Lenders under the Senior Facilities Agreement have committed to provide funding to Allwyn International a.s. (“Allwyn International”) in an aggregate amount of €1.6bn equivalent split across €441m of amortizing term loans due 2027, €441m of bullet term loans due 2028, a €300m revolving credit facility due 2027 and a £380m multipurpose facility available to be drawn as guarantees or term loans maturing in 2027.

Allwyn International will use the proceeds primarily to (i) refinance existing indebtedness including its €623m syndicated loan (including the €243m revolving credit facility), its £380m bank guarantee facility, and up to €300m of other indebtedness, (ii) provide term financing for up front costs ahead of the start of the UK’s Fourth National Licence in February 2024, and (iii) fund its general corporate purposes including shareholder distributions and acquisitions.

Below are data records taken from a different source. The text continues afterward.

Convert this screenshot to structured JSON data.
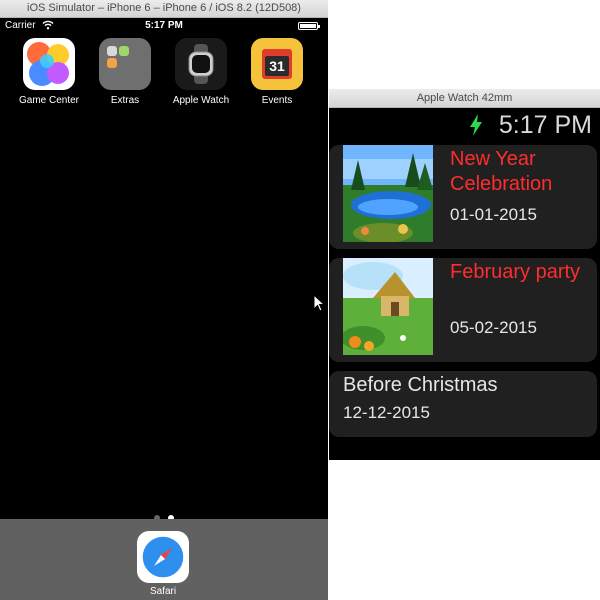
{
  "simulator": {
    "window_title": "iOS Simulator – iPhone 6 – iPhone 6 / iOS 8.2 (12D508)",
    "status_bar": {
      "carrier": "Carrier",
      "time": "5:17 PM"
    },
    "home_apps": [
      {
        "label": "Game Center",
        "icon": "game-center-icon"
      },
      {
        "label": "Extras",
        "icon": "extras-folder-icon"
      },
      {
        "label": "Apple Watch",
        "icon": "apple-watch-icon"
      },
      {
        "label": "Events",
        "icon": "events-calendar-icon",
        "badge_text": "31"
      }
    ],
    "page_dots": {
      "count": 2,
      "active_index": 1
    },
    "dock": {
      "apps": [
        {
          "label": "Safari",
          "icon": "safari-compass-icon"
        }
      ]
    }
  },
  "watch": {
    "window_title": "Apple Watch 42mm",
    "time": "5:17 PM",
    "colors": {
      "event_title": "#ff2d2d",
      "charging_bolt": "#2bd94a",
      "card_bg": "#202020"
    },
    "events": [
      {
        "title": "New Year Celebration",
        "date": "01-01-2015",
        "has_image": true,
        "image": "lake-landscape-image"
      },
      {
        "title": "February party",
        "date": "05-02-2015",
        "has_image": true,
        "image": "cottage-meadow-image"
      },
      {
        "title": "Before Christmas",
        "date": "12-12-2015",
        "has_image": false
      }
    ]
  }
}
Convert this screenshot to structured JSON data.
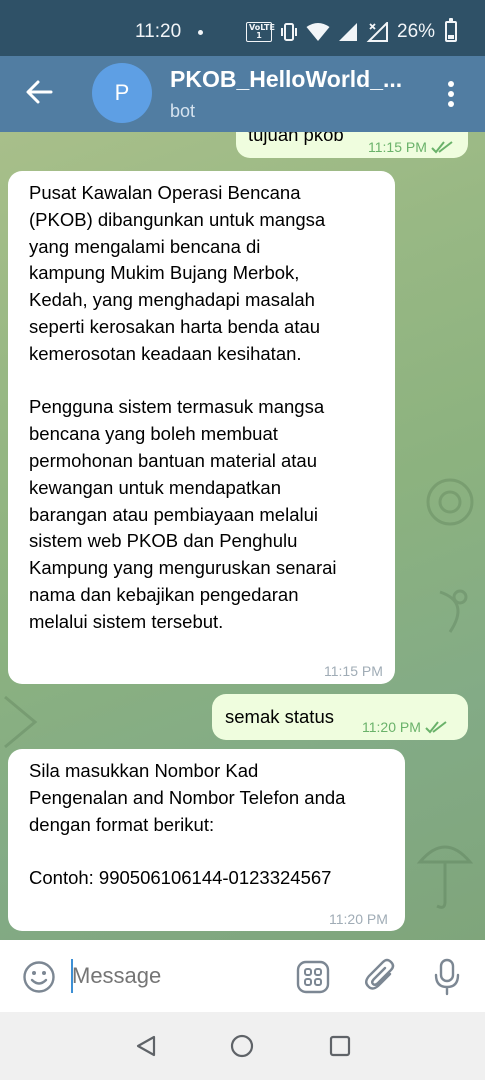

The liabilities under the Senior Facilities Agreement will rank pari passu with the existing debt of Allwyn International and Allwyn Entertainment Financing (UK) plc under the existing intercreditor agreement.

Kenneth Morton, Allwyn CFO, commented:

“I am very pleased by the level of interest that the transaction received despite the challenging capital market environment – all our existing banks have increased their commitments and we are happy to welcome several new lenders into our banking group.

“This financing significantly extends our maturity profile, provides us with a flexible financing solution for the up-front costs of the UK National Lottery license and generates additional liquidity to support our further growth and resilience.

“Following our successful issuance of €600m of bonds earlier in the year, this transaction is a further testament to the strength of the Allwyn credit – as demonstrated by our continued strong financial performance – and our consistent delivery on our organic and inorganic growth strategies.”

UniCredit acted as Global Coordinator. Clifford Chance acted as Allwyn’s legal advisor and Allen & Overy as lenders’ counsel.